The Beatles have announced a new, super-deluxe reissue of their landmark 7th studio album Revolver, which comes out October 28th. This exciting new release will feature the 14 original album tracks as well as 31 previously unreleased songs, including renditions of Tomorrow Never Knows, Eleanor Rigby, and Here, There, and Everywhere, which will be available in brand-new Dolby Atmos, mono, and stereo mixes and as part of a super-deluxe 4LP and 5CD set.  

Revolver’s wildly different sound and advanced recording techniques are just a few aspects that prove this 1966 blockbuster is the fab four at their most revealing.

By the mid-sixties, the Beatles were in somewhat of a brief slump. They were beginning to feel the strain of Beatlemania.

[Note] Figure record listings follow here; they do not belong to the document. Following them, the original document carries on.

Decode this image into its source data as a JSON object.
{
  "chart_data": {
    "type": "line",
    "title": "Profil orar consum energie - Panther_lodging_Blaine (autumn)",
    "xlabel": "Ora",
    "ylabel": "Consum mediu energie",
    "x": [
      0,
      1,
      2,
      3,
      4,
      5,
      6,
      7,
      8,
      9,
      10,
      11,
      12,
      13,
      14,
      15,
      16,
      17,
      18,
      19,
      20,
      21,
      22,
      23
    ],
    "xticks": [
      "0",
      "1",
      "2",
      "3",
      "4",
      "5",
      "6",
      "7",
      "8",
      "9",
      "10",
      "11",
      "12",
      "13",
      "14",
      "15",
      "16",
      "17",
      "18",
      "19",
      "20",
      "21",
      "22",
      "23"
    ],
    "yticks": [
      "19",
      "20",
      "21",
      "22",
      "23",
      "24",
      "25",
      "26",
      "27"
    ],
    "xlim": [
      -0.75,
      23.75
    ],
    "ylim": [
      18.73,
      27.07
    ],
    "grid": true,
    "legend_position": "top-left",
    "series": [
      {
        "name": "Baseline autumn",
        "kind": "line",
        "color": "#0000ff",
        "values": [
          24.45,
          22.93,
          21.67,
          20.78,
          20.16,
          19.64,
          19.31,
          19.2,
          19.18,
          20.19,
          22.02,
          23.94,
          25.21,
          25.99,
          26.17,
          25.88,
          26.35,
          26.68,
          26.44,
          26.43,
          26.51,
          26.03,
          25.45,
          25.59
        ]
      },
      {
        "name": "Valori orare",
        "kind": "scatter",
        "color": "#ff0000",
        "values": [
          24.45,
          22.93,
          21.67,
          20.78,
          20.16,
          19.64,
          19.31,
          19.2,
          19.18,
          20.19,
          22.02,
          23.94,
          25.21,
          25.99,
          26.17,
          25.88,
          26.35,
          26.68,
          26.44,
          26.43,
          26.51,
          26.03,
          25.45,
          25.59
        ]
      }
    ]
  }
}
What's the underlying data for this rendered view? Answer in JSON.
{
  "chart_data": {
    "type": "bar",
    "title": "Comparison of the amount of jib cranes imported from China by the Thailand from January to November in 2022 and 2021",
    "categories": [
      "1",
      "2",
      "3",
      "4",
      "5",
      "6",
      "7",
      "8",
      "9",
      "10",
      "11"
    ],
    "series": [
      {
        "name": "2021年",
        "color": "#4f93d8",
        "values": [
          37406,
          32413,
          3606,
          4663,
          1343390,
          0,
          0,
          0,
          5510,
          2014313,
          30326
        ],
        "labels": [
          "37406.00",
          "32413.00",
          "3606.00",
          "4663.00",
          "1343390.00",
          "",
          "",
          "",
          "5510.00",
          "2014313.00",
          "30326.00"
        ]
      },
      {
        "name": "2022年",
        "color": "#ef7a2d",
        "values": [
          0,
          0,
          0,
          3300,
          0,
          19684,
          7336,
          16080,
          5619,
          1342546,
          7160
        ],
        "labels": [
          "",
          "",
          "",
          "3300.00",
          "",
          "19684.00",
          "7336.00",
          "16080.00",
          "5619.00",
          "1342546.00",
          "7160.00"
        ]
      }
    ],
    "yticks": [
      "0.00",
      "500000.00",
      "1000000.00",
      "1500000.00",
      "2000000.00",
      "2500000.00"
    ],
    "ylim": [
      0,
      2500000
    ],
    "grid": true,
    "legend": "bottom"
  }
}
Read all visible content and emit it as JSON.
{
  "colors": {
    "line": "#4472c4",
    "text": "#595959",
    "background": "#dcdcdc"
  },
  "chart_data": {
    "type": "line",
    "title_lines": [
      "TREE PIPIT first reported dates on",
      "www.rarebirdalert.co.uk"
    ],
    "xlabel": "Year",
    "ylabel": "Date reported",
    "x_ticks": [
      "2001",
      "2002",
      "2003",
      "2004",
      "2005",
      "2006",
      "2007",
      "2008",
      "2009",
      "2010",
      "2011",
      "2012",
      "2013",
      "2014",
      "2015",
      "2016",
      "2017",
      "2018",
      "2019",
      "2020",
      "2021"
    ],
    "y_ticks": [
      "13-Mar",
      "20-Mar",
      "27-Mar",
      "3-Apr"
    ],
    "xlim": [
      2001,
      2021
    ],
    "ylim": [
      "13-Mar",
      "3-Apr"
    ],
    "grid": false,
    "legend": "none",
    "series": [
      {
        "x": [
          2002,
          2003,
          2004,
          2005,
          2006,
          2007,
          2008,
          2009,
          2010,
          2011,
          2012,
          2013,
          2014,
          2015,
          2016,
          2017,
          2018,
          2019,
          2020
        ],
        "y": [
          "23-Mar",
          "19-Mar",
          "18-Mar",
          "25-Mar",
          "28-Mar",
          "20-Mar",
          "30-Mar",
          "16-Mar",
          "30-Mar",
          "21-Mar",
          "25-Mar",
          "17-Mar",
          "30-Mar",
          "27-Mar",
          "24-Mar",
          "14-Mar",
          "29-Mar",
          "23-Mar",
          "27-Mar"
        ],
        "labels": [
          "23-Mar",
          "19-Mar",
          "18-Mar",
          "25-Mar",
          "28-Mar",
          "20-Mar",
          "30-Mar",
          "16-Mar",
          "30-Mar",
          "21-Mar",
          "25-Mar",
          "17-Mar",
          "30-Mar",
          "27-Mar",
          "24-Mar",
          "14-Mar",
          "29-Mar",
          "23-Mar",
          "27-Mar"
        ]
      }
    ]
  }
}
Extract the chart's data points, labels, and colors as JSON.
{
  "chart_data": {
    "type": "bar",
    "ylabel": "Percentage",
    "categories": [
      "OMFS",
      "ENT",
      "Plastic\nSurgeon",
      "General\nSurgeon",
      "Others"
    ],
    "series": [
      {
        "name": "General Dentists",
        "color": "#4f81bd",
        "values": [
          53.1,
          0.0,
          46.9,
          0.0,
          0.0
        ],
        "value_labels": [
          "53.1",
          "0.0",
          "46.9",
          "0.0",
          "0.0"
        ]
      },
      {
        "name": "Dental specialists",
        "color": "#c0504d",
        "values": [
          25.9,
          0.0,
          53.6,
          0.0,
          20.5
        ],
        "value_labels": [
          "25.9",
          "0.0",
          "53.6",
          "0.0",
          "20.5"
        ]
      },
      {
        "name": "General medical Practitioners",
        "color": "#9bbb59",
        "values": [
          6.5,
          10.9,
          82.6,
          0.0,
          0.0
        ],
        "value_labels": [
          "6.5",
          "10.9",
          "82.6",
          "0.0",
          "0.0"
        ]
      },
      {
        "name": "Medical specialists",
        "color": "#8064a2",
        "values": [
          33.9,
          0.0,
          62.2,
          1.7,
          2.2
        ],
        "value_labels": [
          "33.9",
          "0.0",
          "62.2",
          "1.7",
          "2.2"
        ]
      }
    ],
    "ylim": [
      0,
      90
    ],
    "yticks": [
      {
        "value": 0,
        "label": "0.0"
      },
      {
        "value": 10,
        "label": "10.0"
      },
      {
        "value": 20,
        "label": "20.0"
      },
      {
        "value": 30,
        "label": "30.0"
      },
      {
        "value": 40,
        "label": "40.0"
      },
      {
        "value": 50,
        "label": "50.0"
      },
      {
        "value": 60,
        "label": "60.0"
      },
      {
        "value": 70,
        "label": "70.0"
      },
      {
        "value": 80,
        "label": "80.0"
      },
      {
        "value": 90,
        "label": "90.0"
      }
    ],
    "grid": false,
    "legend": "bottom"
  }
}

They had released the distinct and mellow Rubber Soul in 1965, which almost serves as Revolver’s experimental precedent. 

The lads themselves were changing – John Lennon began experimenting with LSD, Paul McCartney became interested in the avant-garde music scene, George Harrison took up the Sitar and befriended Ravi Shankar, and Ringo Starr installed a pub in his basement. They had ditched their bowl-cuts and matching-suits for something, dare I say, “trippier” and more experimental.  

Revolver was the album that truly allowed the Beatles to spread their creative wings and use the studio to its fullest potential. They stopped touring in 1966, giving them more time to slow down and perfect their craft. 

From Lennon’s hazy vocals and guitar work on I’m Only Sleeping and She Said She Said, Harrison’s tripped-up sitar on Love You To, and McCartney’s undeniably profound lyrics and instrumentalism on Eleanor Rigby, all of these compositions led the Beatles into a new creative direction.  

And of course, who could forget Yellow Submarine, the world’s favorite sea-shanty sung by the world’s most famous drummer, Ringo Starr?  That’s right, no one.  In fact, It’s still a hit amongst children almost 60 years later.  

But the album’s most noteworthy moment (and perhaps the Beatles at their most ambitious) is Tomorrow Never Knows — a Sitar-based intro featuring a kaleidoscopic drum pattern, backwards tape-loops, and Lennon’s alien-esque vocals spitting words that only the ones recording it could understand. Tomorrow Never Knows is the final track on Revolver and is the cliffhanger until the Beatles’ 1967 groundbreaking magnum-opus, Sergeant Pepper’s Lonely Hearts Club Band.  

With a little help from their friends (those being LSD and mastermind producer George Martin), they had created something so mind-blowingly complex to the point where you thought, “Wait, are these the same guys who were singing about twisting and shouting three years ago?”

Revolver marked the start of a new era for the Beatles. The beloved moptops had grown up, and from 1967-1970, they would go on to create work so ahead of their time that it continues to inspire generations from the very first listen.